Beautiful Boy, directed by Felix Van Groeningen, is based on two memoirs by father and son David and Nic Sheff, played onscreen by Steve Carrel and Timothée Chalamet. The two perspectives join to tell their story, from Nic’s first-hand struggle with addiction to David’s relentless need to hold on to the beautiful boy he raised.
Carrel plays David Sheff, an accomplished novelist and freelance writer for the likes of The New York Times Magazine, Rolling Stone and Playboy. After a difficult divorce from his wife Vicky, (Amy Ryan), David was granted joint custody of their son when he was only six years old.
For a greater part of his childhood, Nic is shipped between San Francisco with his father and Los Angeles with his mother. Although the constant change of atmosphere is troubling, his parents visibly search to connect, especially as he grows older. Particularly, David attempted to connect by smoking a joint with his son the day he was accepted to college.
Nic is creative, lively and loving. He loves niche bands and creating art. He finds comfort in his guitar and spending time with his younger siblings.
That is, when he is not high.
When Nic is high, he is a thief. A liar. He uses the people around him, looking for money or some way to score. He disappears for days on end, leaving his father to call hospitals and police stations in the early morning–“Have you seen my son?”

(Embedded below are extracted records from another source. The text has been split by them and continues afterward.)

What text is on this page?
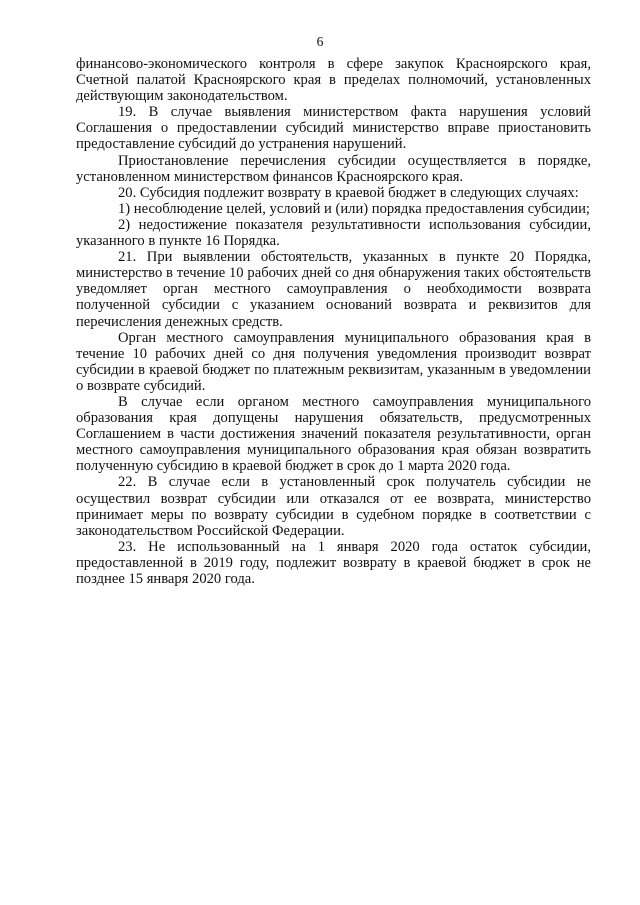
6

финансово-экономического контроля в сфере закупок Красноярского края, Счетной палатой Красноярского края в пределах полномочий, установленных действующим законодательством.

19. В случае выявления министерством факта нарушения условий Соглашения о предоставлении субсидий министерство вправе приостановить предоставление субсидий до устранения нарушений.

Приостановление перечисления субсидии осуществляется в порядке, установленном министерством финансов Красноярского края.

20. Субсидия подлежит возврату в краевой бюджет в следующих случаях:

1) несоблюдение целей, условий и (или) порядка предоставления субсидии;

2) недостижение показателя результативности использования субсидии, указанного в пункте 16 Порядка.

21. При выявлении обстоятельств, указанных в пункте 20 Порядка, министерство в течение 10 рабочих дней со дня обнаружения таких обстоятельств уведомляет орган местного самоуправления о необходимости возврата полученной субсидии с указанием оснований возврата и реквизитов для перечисления денежных средств.

Орган местного самоуправления муниципального образования края в течение 10 рабочих дней со дня получения уведомления производит возврат субсидии в краевой бюджет по платежным реквизитам, указанным в уведомлении о возврате субсидий.

В случае если органом местного самоуправления муниципального образования края допущены нарушения обязательств, предусмотренных Соглашением в части достижения значений показателя результативности, орган местного самоуправления муниципального образования края обязан возвратить полученную субсидию в краевой бюджет в срок до 1 марта 2020 года.

22. В случае если в установленный срок получатель субсидии не осуществил возврат субсидии или отказался от ее возврата, министерство принимает меры по возврату субсидии в судебном порядке в соответствии с законодательством Российской Федерации.

23. Не использованный на 1 января 2020 года остаток субсидии, предоставленной в 2019 году, подлежит возврату в краевой бюджет в срок не позднее 15 января 2020 года.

Relapse is an important part of recovery and audiences watch as Nic goes through it again and again. They watch as David loses sleep, cuts off his family and becomes consumed by his son’s disease. They hope Nic and David will survive.
The film plays with time, often shifting from Nic’s childhood, to his teen years, to his early twenties. Although the filmmaking technique attempts to break up the tension of relapse and recovery with moments of sincerity, it neglects to develop Nic’s character before he becomes addicted to methamphetamines.

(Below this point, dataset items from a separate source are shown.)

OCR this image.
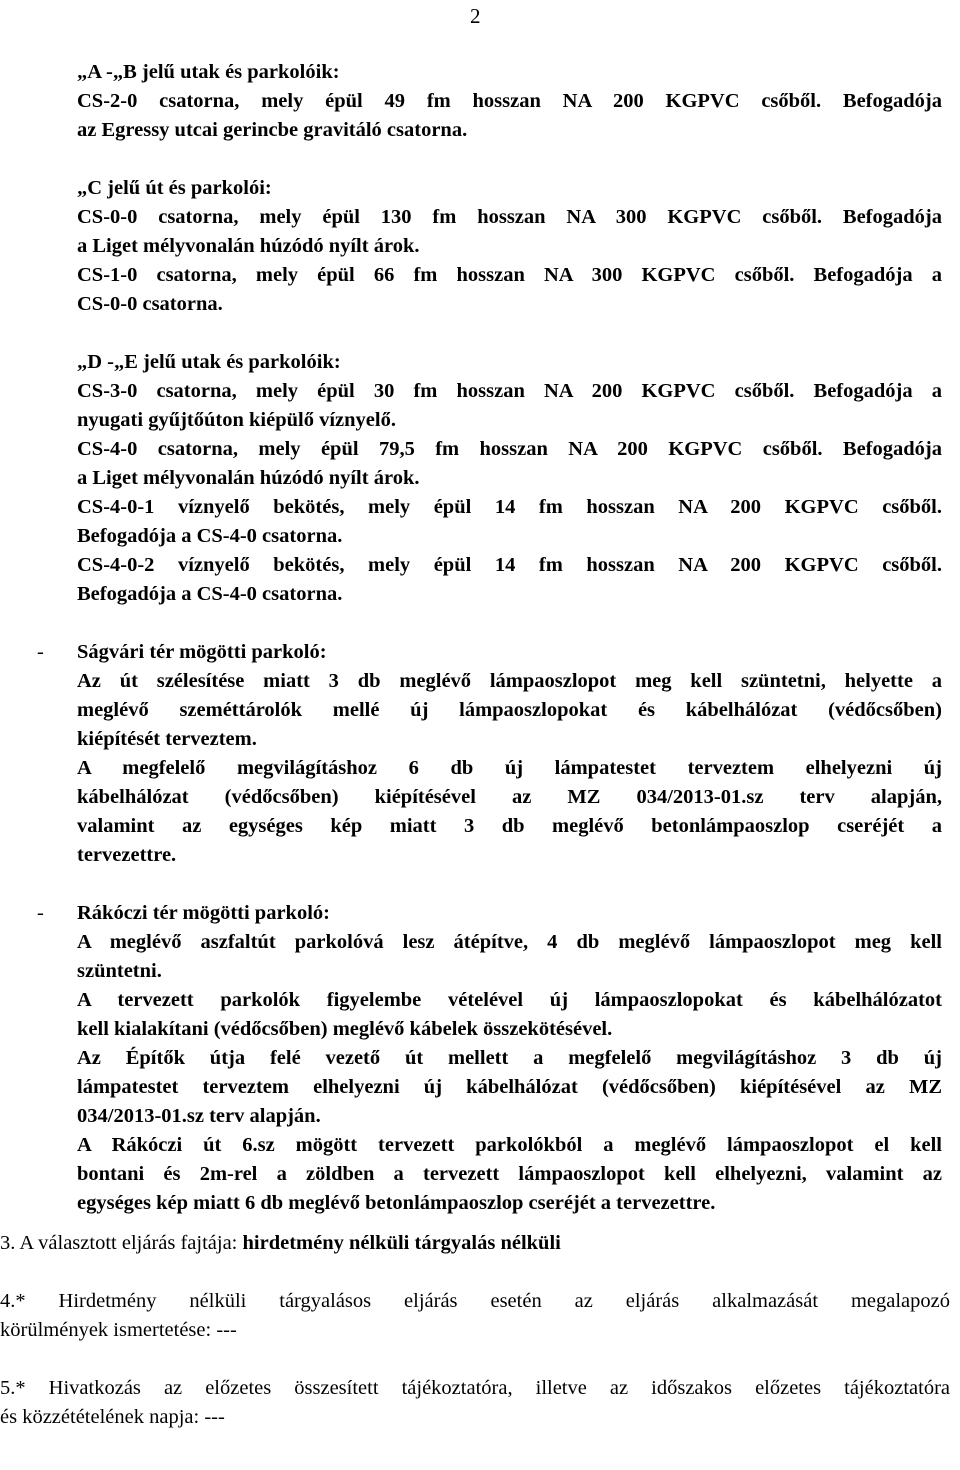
2

„A -„B jelű utak és parkolóik:

CS-2-0 csatorna, mely épül 49 fm hosszan NA 200 KGPVC csőből. Befogadója

az Egressy utcai gerincbe gravitáló csatorna.

„C jelű út és parkolói:

CS-0-0 csatorna, mely épül 130 fm hosszan NA 300 KGPVC csőből. Befogadója

a Liget mélyvonalán húzódó nyílt árok.

CS-1-0 csatorna, mely épül 66 fm hosszan NA 300 KGPVC csőből. Befogadója a

CS-0-0 csatorna.

„D -„E jelű utak és parkolóik:

CS-3-0 csatorna, mely épül 30 fm hosszan NA 200 KGPVC csőből. Befogadója a

nyugati gyűjtőúton kiépülő víznyelő.

CS-4-0 csatorna, mely épül 79,5 fm hosszan NA 200 KGPVC csőből. Befogadója

a Liget mélyvonalán húzódó nyílt árok.

CS-4-0-1 víznyelő bekötés, mely épül 14 fm hosszan NA 200 KGPVC csőből.

Befogadója a CS-4-0 csatorna.

CS-4-0-2 víznyelő bekötés, mely épül 14 fm hosszan NA 200 KGPVC csőből.

Befogadója a CS-4-0 csatorna.

- Ságvári tér mögötti parkoló:

Az út szélesítése miatt 3 db meglévő lámpaoszlopot meg kell szüntetni, helyette a

meglévő szeméttárolók mellé új lámpaoszlopokat és kábelhálózat (védőcsőben)

kiépítését terveztem.

A megfelelő megvilágításhoz 6 db új lámpatestet terveztem elhelyezni új

kábelhálózat (védőcsőben) kiépítésével az MZ 034/2013-01.sz terv alapján,

valamint az egységes kép miatt 3 db meglévő betonlámpaoszlop cseréjét a

tervezettre.

- Rákóczi tér mögötti parkoló:

A meglévő aszfaltút parkolóvá lesz átépítve, 4 db meglévő lámpaoszlopot meg kell

szüntetni.

A tervezett parkolók figyelembe vételével új lámpaoszlopokat és kábelhálózatot

kell kialakítani (védőcsőben) meglévő kábelek összekötésével.

Az Építők útja felé vezető út mellett a megfelelő megvilágításhoz 3 db új

lámpatestet terveztem elhelyezni új kábelhálózat (védőcsőben) kiépítésével az MZ

034/2013-01.sz terv alapján.

A Rákóczi út 6.sz mögött tervezett parkolókból a meglévő lámpaoszlopot el kell

bontani és 2m-rel a zöldben a tervezett lámpaoszlopot kell elhelyezni, valamint az

egységes kép miatt 6 db meglévő betonlámpaoszlop cseréjét a tervezettre.

3. A választott eljárás fajtája: hirdetmény nélküli tárgyalás nélküli

4.* Hirdetmény nélküli tárgyalásos eljárás esetén az eljárás alkalmazását megalapozó

körülmények ismertetése: ---

5.* Hivatkozás az előzetes összesített tájékoztatóra, illetve az időszakos előzetes tájékoztatóra

és közzétételének napja: ---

Without a foundation of who Nic really is–without motivations of deception and a need to use the people around him–it is difficult to feel any sort of connection with his character. When did Nic become addicted? Why? How? Does he just come off as loving because it is a method of deception? Or is that who he is without the drugs consuming him?
The acting saves this movie from being otherwise a cookie-cutter film about addiction. Carrel performs beautifully, once again proving his talent as a formidable drama actor. Chalamet seems to get to the core of Nic, with emotional scenes that prove the nature of his disease and his genuine desire to recover.
There is no solution or cause to addiction and the film does not pretend that there is. There is no catastrophic event that triggers Nic’s downfall.
However, in terms of emotional impact, the film could have benefited from a greater effort to develop its characters–to show that really, addiction may affect anyone. Someone like Nic. Someone you know.